Cabernet Sauvignon (Red)

Cabernet Sauvignon is one of the main grapes in the Médoc wine region. It makes up around 26% of Bordeaux production and is rich in tannins. It works to enhance the structure of the wine and assists with ageing. The blend of Cabernet Sauvignon, Cabernet franc and Merlot created the earliest examples of Cabernet Sauvignon wine. However, Cabernet Sauvignon was first blended in Bordeaux with Syrah, a mixture that is now widely seen in Australia.

Merlot (Red)

This grape makes up 50% of the Bordeaux production and is used mainly in the Cotes wine region vineyards.

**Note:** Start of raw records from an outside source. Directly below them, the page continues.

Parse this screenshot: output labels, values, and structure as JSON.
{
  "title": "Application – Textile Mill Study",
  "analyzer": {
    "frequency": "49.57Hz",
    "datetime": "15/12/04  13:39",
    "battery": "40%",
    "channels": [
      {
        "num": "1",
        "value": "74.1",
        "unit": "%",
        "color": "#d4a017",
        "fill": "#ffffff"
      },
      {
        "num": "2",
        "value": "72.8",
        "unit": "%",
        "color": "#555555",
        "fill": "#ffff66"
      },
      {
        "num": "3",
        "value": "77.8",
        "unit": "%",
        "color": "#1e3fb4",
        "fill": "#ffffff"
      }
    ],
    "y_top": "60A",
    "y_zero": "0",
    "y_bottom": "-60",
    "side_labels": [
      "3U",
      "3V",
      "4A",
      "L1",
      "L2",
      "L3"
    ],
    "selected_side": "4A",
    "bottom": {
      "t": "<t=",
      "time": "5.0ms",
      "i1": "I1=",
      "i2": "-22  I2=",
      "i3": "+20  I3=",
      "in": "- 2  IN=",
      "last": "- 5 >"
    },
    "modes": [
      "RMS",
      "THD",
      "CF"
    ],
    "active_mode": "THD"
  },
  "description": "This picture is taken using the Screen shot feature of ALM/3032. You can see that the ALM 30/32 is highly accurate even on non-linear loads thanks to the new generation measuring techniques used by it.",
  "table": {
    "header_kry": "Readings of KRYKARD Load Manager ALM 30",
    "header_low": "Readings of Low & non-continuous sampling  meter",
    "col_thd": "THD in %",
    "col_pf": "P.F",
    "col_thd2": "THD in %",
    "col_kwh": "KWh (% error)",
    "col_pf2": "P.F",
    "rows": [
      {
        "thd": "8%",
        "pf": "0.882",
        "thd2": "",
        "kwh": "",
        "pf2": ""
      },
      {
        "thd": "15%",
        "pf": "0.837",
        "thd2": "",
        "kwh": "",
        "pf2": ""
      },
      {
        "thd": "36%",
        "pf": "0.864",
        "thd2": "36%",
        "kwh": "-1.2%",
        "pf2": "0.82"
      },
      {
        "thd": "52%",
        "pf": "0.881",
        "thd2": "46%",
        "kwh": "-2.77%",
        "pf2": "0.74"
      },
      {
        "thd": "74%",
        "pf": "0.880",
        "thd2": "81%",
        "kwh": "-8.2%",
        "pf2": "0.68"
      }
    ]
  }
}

It is often used for the Bordeaux blend but is able to stand alone. This grape is known to set and ripen unevenly, making it quite difficult to grow. Merlot adds to the flexibility and to the body of Bordeaux wines. It enhances colour and matures more quickly than Cabernets.

Sauvignon Blanc (White)

Sauvignon Blanc is planted in many of the world famous regions and produces a crisp, dry and very refreshing wine. It goes very well with a variety of foods, and it also costs less to produce than Chardonnay. Sauvignon Blanc works well in a variety of different styles and can blend well with oak and Semillon. The wine is best served in its youth, but can benefit from spending a short time in a cellar. The wine produces a complex range of flavours and tones -making it suitable for many different preferences.

Sémillon (White)

Semillion makes up 8% of the Bordeaux production. It is the main ingredient for sweet wines and is important for the production of dry, fresh and lively white wines. In Bordeaux, the grape is normally blended with Sauvignon Blanc and Muscadelle. When the grape is used to make the sweet white wines, such as those from Sauternes, Barsac and Cérons - it is often the dominant variety within the blend.

To conclude, when creating fine wine of a high standard, the quality of the grape is very important. All Bordeaux wines are made only using the finest and that is why they are one of the most commonly sought after varieties when it comes to investment wine.